As a possible $26 billion settlement with opioid producers looms, some public health experts are citing the 1998 agreement with tobacco companies as a cautionary tale of runaway government spending and missed opportunities for saving more lives.
Mere fractions of the $200 billion-plus tobacco settlement have gone toward preventing smoking and helping people quit in many states. Instead, much of the money has helped to balance state budgets, lay fiber-optic cable and repair roads.
And while the settlement was a success in many ways — smoking rates have dropped significantly — cigarettes are still blamed for more than 480,000 American deaths a year.
"We saw a lot of those dollars being spent in ways that didn't help the population that had been harmed by tobacco," said Bradley D. Stein, director of the RAND Corporation's Opioid Policy Center. "And I think it's critical that the opioid settlement dollars are spent wisely."
A group of state attorneys general and the companies involved laid out key details of the settlement on Wednesday, a day after lawyers representing local governments nationwide said they were on the verge of settling.
The deal calls for the drugmaker Johnson & Johnson to pay up to $5 billion, in addition to billions more from the major national drug distribution companies. AmerisourceBergen and Cardinal Health are each to contribute $6.4 billion. McKesson is to pay $7.9 billion.
States — except West Virginia, which has already settled with the companies — will have 30 days to approve the agreements. After that, local governments will have four months to sign on. Each company will decide whether enough jurisdictions agree to the deal to move ahead with it.
"While the companies strongly dispute the allegations made in these lawsuits, they believe the proposed settlement agreement and settlement process it establishes ... are important steps toward achieving broad resolution of governmental opioid claims and delivering meaningful relief to communities across the United States," the distribution companies said in a statement.
Connecticut Attorney General William Tong said it would be the second-biggest cash settlement of its kind U.S. history behind the tobacco deal in the 1990s.
North Carolina Attorney General Josh Stein said the opioid agreement requires state and local governments to use the vast majority of the money on abatement — and that will be subject to a court order. Stein said there's a strong will to comply because of the devastation from opioids.
"We all are experiencing the consequences in communities across North Carolina, across the country," Stein said at a video news conference Wednesday.
The deal would be part of the ongoing effort to address the nationwide opioid addiction and overdose crisis. Prescription drugs and illegal ones like heroin and illicitly produced fentanyl have been linked to more than 500,000 deaths in the U.S. since 2000. The number of cases reached a record high in 2020.
If approved, the settlement will likely be the largest of many in the opioid litigation playing out nationwide. It's expected to bring more than $23 billion to abatement and mitigation efforts to help get treatment for people who are addicted along with other programs to address the crisis. The money would come in 18 annual payments, with the biggest amounts in the next several years.
A group of advocacy organizations, public health experts and others are pushing for governments to sign on to a set of principles for how settlement money should be used. They include establishing a dedicated fund for combating the epidemic with the settlement money and making sure that it doesn't just replace other funding streams in the budget.
The group has pointed out that many state and local governments have already made cuts to substance use and behavioral health programs because of economic downturn wrought by the coronavirus pandemic. And government officials may be tempted to fill holes in budgets with the money.
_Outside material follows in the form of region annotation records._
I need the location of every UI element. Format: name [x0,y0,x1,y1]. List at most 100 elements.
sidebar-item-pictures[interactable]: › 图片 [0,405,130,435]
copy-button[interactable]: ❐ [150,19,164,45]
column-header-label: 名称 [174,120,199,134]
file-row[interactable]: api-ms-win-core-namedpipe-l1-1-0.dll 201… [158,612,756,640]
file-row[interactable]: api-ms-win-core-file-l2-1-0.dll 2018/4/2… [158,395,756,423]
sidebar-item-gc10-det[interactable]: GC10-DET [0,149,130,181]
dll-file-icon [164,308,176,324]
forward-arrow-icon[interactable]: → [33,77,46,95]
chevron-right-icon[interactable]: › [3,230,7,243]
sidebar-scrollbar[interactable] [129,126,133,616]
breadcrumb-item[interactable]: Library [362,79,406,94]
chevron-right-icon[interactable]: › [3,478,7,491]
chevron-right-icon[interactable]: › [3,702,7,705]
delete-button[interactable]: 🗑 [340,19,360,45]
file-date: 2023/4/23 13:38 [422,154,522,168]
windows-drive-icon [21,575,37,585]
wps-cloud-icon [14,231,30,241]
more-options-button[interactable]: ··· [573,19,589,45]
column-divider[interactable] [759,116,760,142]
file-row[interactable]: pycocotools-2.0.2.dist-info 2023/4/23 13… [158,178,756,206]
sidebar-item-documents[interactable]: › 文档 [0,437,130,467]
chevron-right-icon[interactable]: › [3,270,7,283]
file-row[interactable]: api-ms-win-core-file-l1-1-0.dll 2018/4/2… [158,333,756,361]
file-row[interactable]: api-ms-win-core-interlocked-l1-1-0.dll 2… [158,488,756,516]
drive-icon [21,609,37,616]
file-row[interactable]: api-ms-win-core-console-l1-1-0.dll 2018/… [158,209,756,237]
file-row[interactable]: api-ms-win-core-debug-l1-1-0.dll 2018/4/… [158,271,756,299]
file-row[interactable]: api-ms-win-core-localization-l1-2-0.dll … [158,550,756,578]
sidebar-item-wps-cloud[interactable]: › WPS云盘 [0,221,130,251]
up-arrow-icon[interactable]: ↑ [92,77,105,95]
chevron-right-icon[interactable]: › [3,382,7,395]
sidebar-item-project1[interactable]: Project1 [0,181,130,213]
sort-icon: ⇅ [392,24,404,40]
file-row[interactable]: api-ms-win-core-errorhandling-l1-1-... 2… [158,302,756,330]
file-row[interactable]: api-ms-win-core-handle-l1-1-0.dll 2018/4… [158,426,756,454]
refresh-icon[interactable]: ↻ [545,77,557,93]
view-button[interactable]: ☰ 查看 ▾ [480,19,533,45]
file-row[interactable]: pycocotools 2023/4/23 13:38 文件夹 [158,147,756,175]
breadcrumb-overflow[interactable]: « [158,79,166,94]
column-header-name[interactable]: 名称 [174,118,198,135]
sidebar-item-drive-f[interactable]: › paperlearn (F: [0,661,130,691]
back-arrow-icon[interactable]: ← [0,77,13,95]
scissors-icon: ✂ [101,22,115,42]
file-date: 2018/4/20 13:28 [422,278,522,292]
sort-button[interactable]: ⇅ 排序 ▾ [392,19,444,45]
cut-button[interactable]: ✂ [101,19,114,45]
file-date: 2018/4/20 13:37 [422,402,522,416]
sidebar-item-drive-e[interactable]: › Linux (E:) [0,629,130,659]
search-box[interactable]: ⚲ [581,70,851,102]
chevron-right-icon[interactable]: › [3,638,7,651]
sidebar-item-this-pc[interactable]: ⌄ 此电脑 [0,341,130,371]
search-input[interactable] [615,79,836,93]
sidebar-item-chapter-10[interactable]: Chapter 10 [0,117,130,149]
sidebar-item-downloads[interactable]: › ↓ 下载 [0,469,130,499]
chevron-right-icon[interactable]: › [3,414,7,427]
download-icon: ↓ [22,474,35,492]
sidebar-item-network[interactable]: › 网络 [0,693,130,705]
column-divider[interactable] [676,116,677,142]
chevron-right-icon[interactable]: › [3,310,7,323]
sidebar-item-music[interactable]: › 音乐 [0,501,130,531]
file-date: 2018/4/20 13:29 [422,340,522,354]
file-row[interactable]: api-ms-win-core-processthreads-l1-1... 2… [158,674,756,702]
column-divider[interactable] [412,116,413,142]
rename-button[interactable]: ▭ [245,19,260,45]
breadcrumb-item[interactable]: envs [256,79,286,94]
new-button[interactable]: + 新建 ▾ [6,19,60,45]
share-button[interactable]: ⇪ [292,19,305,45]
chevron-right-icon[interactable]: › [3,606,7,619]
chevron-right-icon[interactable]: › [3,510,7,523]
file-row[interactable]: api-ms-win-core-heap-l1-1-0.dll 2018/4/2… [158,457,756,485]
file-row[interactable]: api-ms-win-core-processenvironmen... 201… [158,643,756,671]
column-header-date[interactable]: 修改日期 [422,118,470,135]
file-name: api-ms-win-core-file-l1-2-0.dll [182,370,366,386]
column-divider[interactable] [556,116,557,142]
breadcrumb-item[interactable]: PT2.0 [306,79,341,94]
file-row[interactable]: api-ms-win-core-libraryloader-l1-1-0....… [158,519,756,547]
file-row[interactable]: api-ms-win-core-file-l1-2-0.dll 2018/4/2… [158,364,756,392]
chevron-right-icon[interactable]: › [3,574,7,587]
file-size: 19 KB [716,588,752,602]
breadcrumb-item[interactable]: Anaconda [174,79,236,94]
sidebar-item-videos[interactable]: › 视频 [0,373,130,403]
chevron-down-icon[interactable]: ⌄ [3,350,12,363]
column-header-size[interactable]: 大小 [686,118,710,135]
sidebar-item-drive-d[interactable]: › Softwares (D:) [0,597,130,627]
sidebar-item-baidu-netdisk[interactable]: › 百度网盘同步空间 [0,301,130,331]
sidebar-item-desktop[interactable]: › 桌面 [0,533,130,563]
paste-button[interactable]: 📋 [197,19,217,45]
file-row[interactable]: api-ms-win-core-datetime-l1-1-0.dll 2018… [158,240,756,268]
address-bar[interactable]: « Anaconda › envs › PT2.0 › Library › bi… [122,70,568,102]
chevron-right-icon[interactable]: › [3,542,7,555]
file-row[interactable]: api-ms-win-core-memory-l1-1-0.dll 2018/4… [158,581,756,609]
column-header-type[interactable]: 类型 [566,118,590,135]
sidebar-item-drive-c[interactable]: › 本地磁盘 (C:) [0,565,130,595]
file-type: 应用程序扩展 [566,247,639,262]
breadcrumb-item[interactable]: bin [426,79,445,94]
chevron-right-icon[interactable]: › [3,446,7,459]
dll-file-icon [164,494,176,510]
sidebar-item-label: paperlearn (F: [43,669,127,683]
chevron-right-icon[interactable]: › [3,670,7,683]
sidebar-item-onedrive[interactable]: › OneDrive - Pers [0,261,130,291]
Joshua Sharfstein, a vice dean at the Johns Hopkins Bloomberg School of Public Health, said it's crucial that the money is spent to combat the opioid scourge because the overdose epidemic is raging.
Last year, there were a record 93,000 fatal overdoses from all drugs in the U.S. The majority of them involved fentanyl, a potent synthetic opioid that has medical uses but is also produced illicitly.
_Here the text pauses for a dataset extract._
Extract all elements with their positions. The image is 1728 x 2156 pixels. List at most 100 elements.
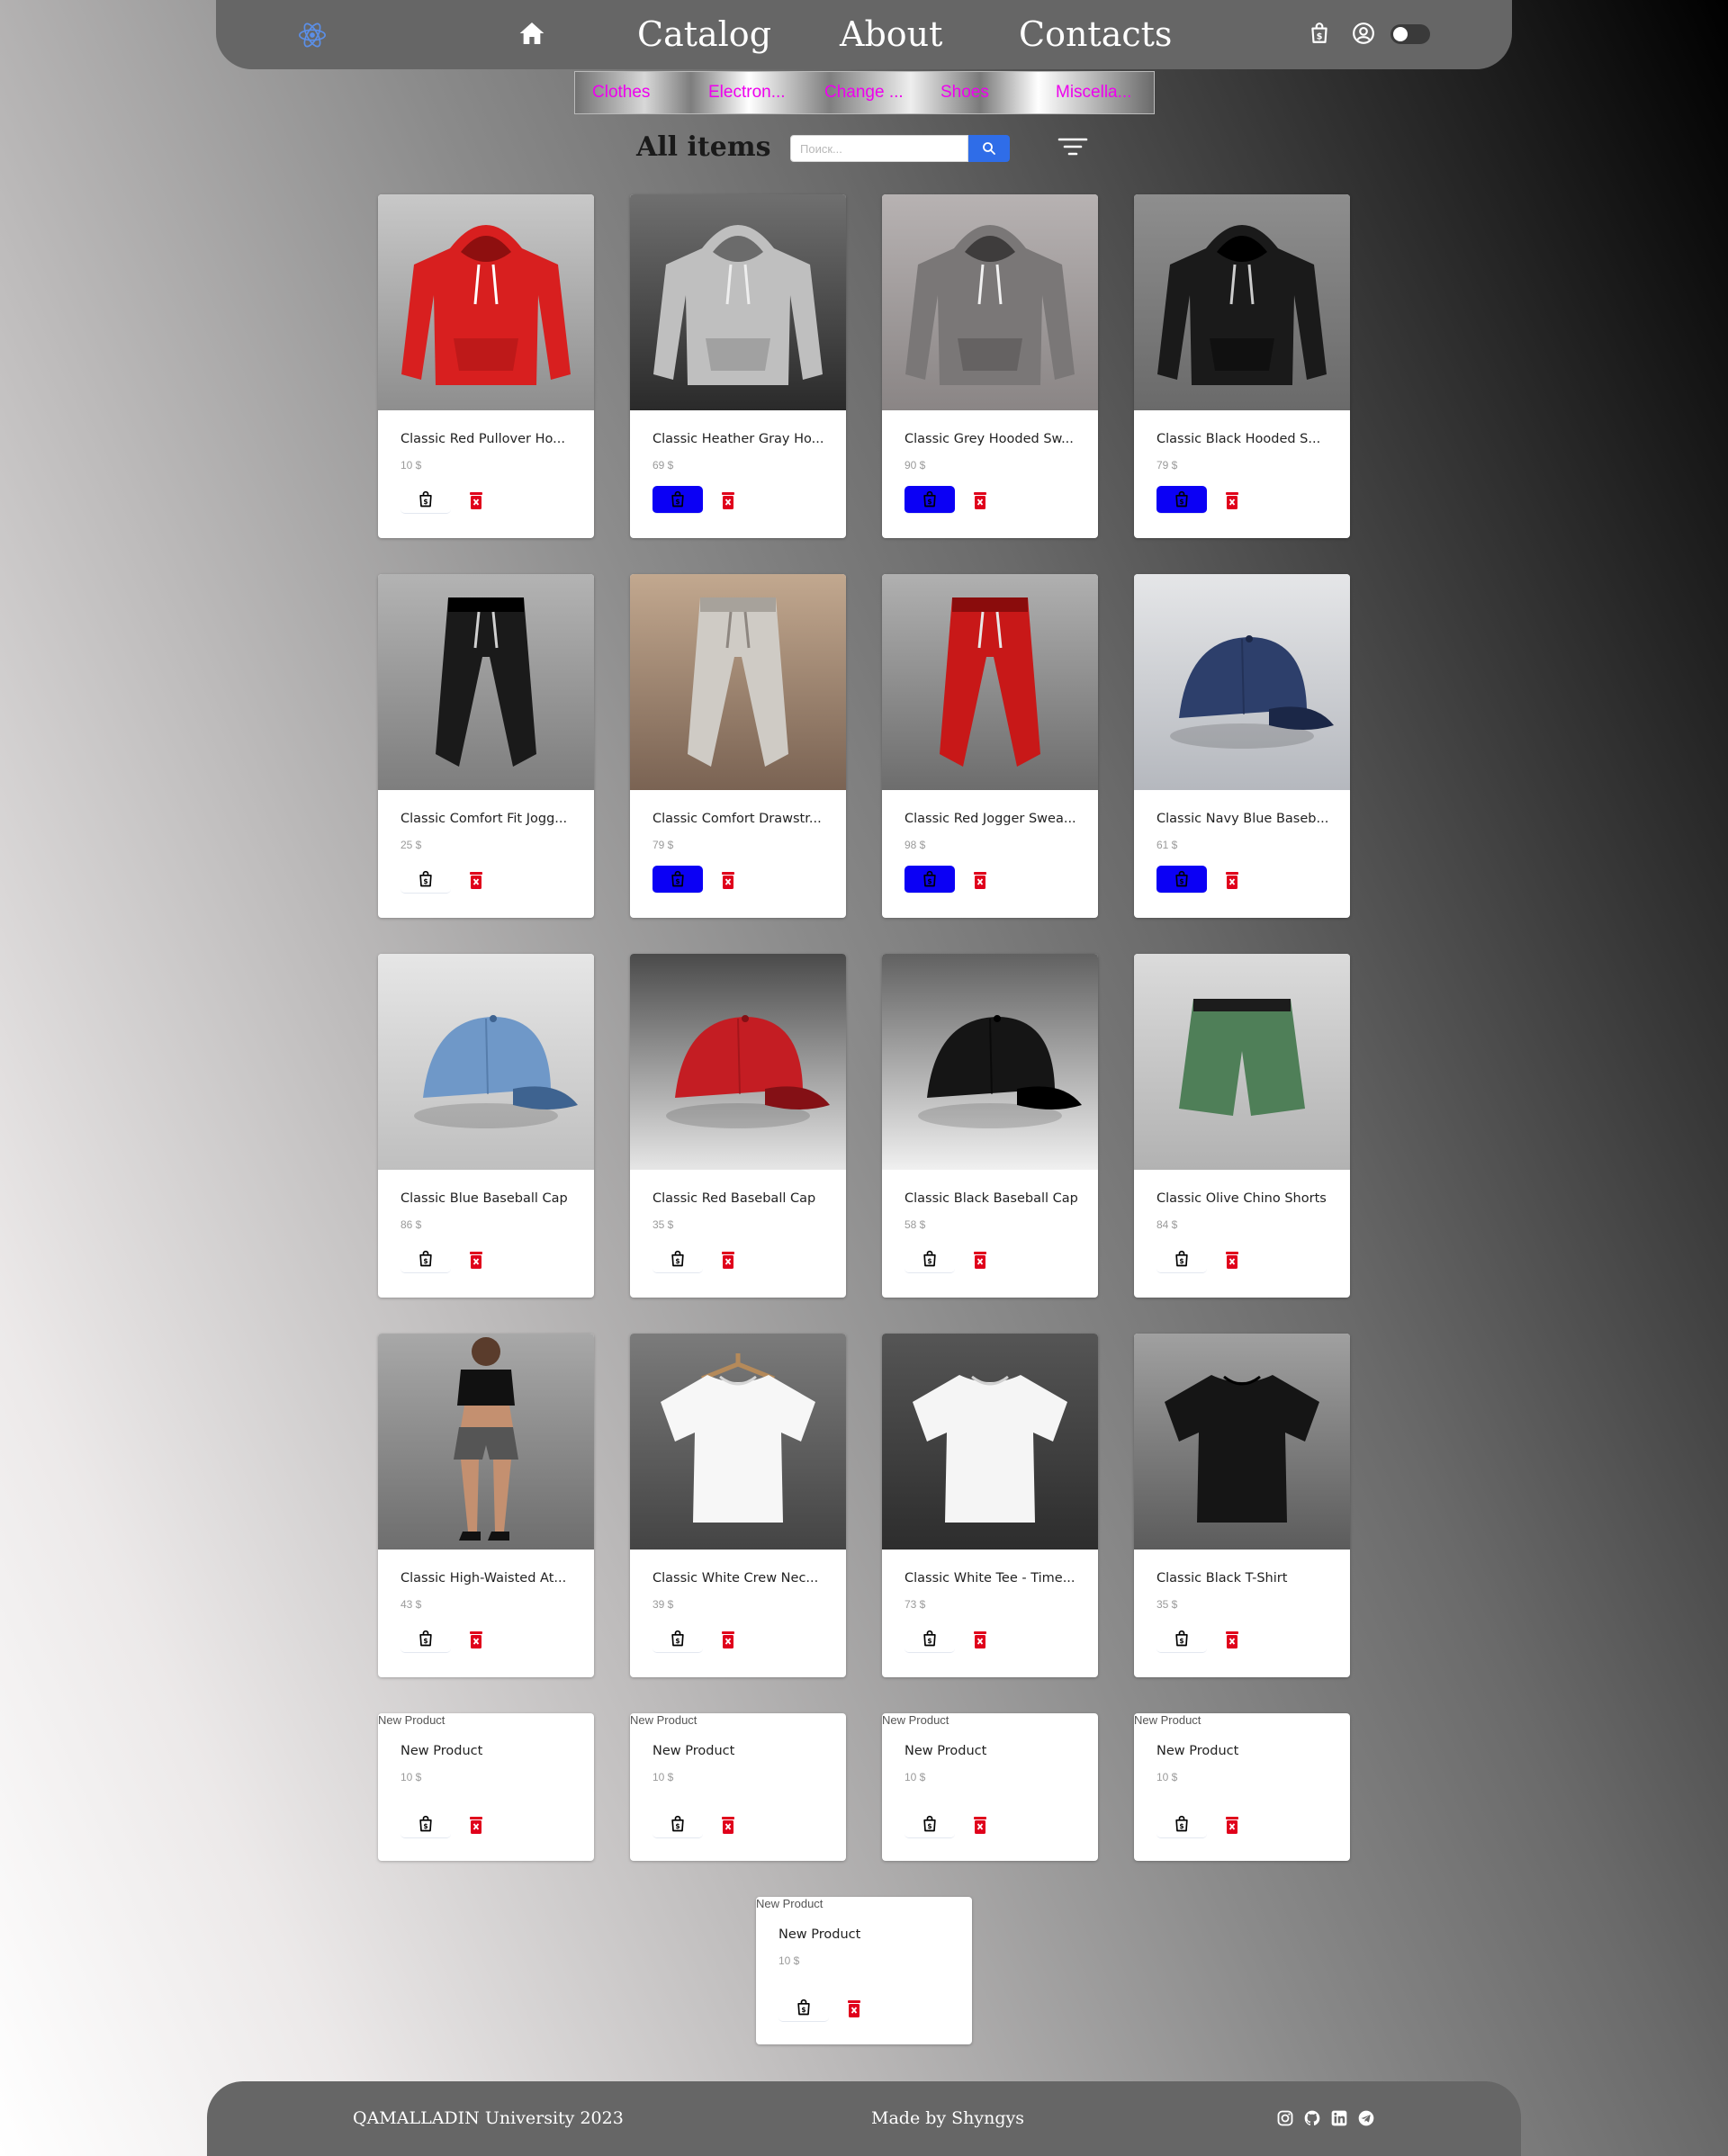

"Everybody is both excited and a little worried," Sharfstein said of the expected funds, "a little worried that they may be squandered."
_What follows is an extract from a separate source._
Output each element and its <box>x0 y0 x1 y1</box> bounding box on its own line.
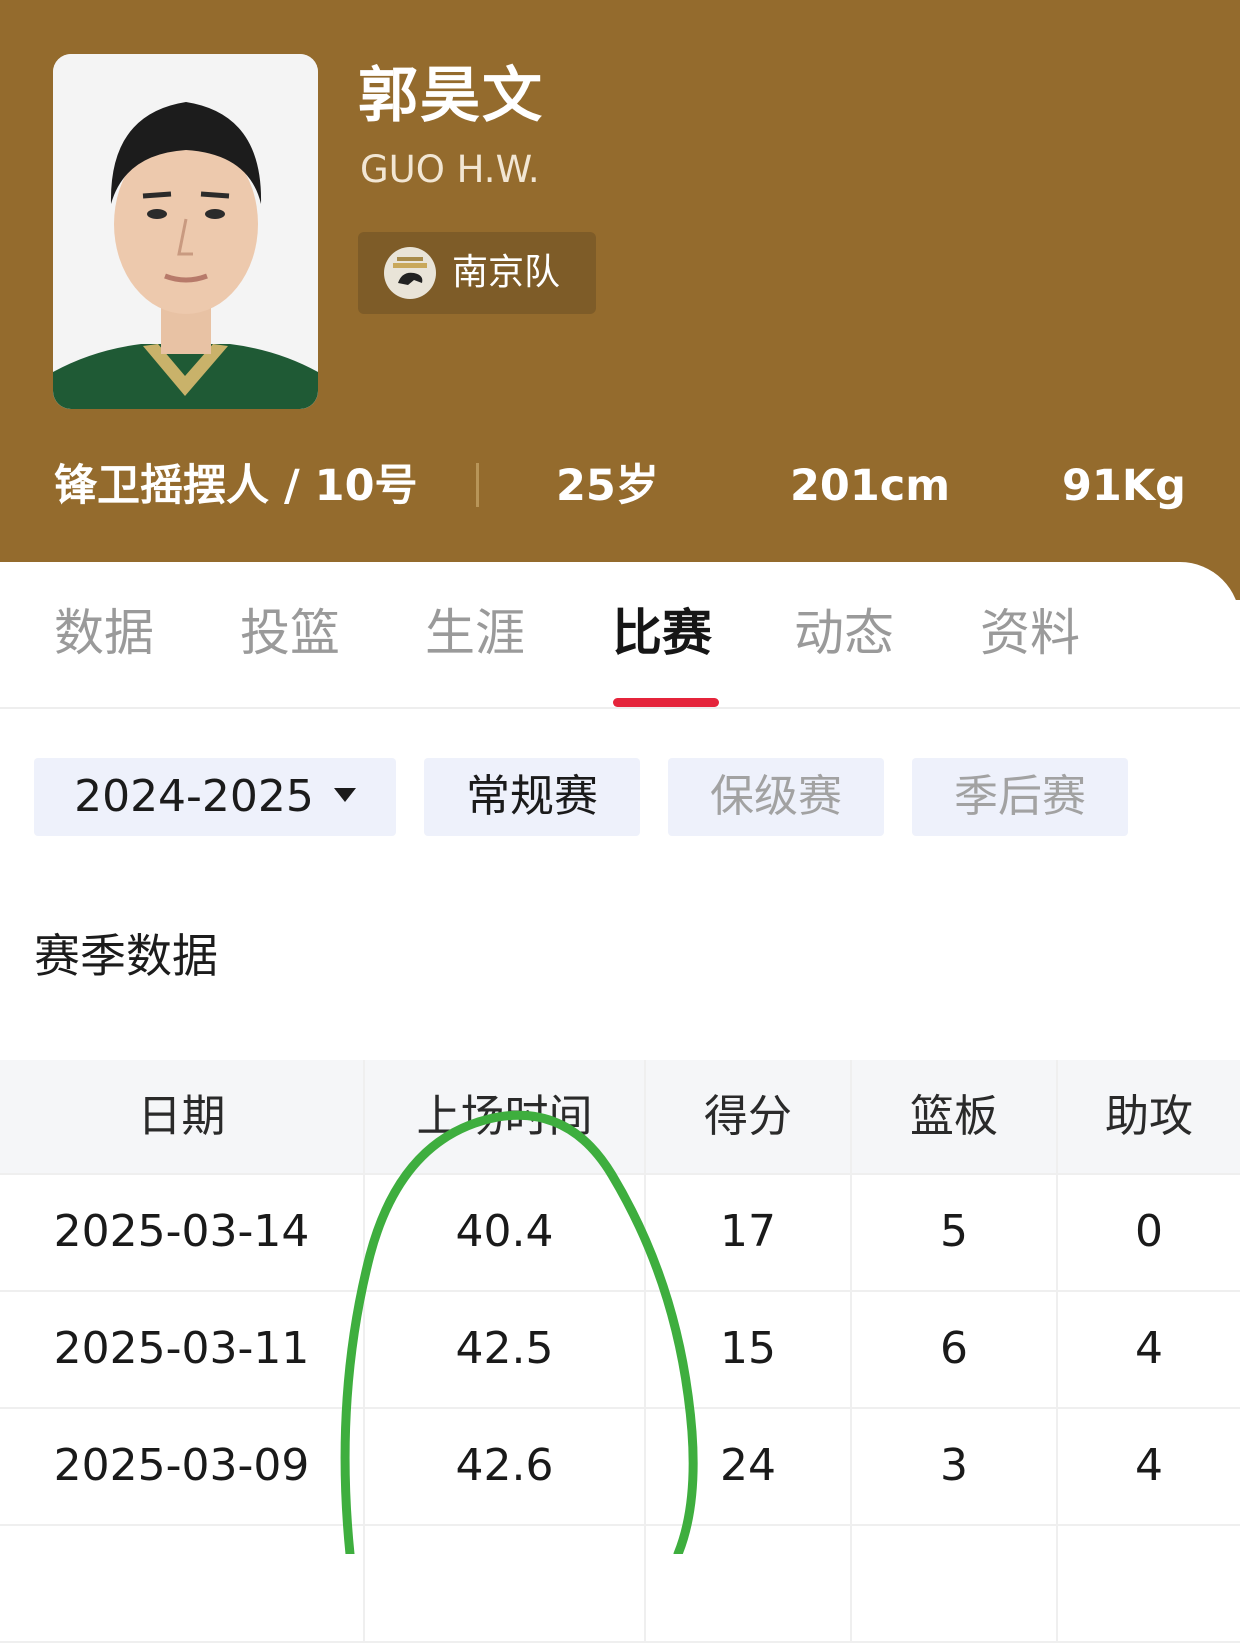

Stein, of the RAND Corporation, said it's important to spend the money on efforts that are proven to be effective, including treating addictions and using drugs to stop overdoses.
"We know treatment works," he said. "We know naloxone appears to be very important in preventing overdose deaths. ... There's not going to be a silver bullet. It may vary, community by community."
Looking back to the tobacco settlement, Stein said guiderails were not in place to make sure all of the money was used as it was intended.
"I think, or at least hope, that we have learned from history," Stein said. "But I think it would be naive to think that, if we took our eye off the ball, that it couldn't happen again."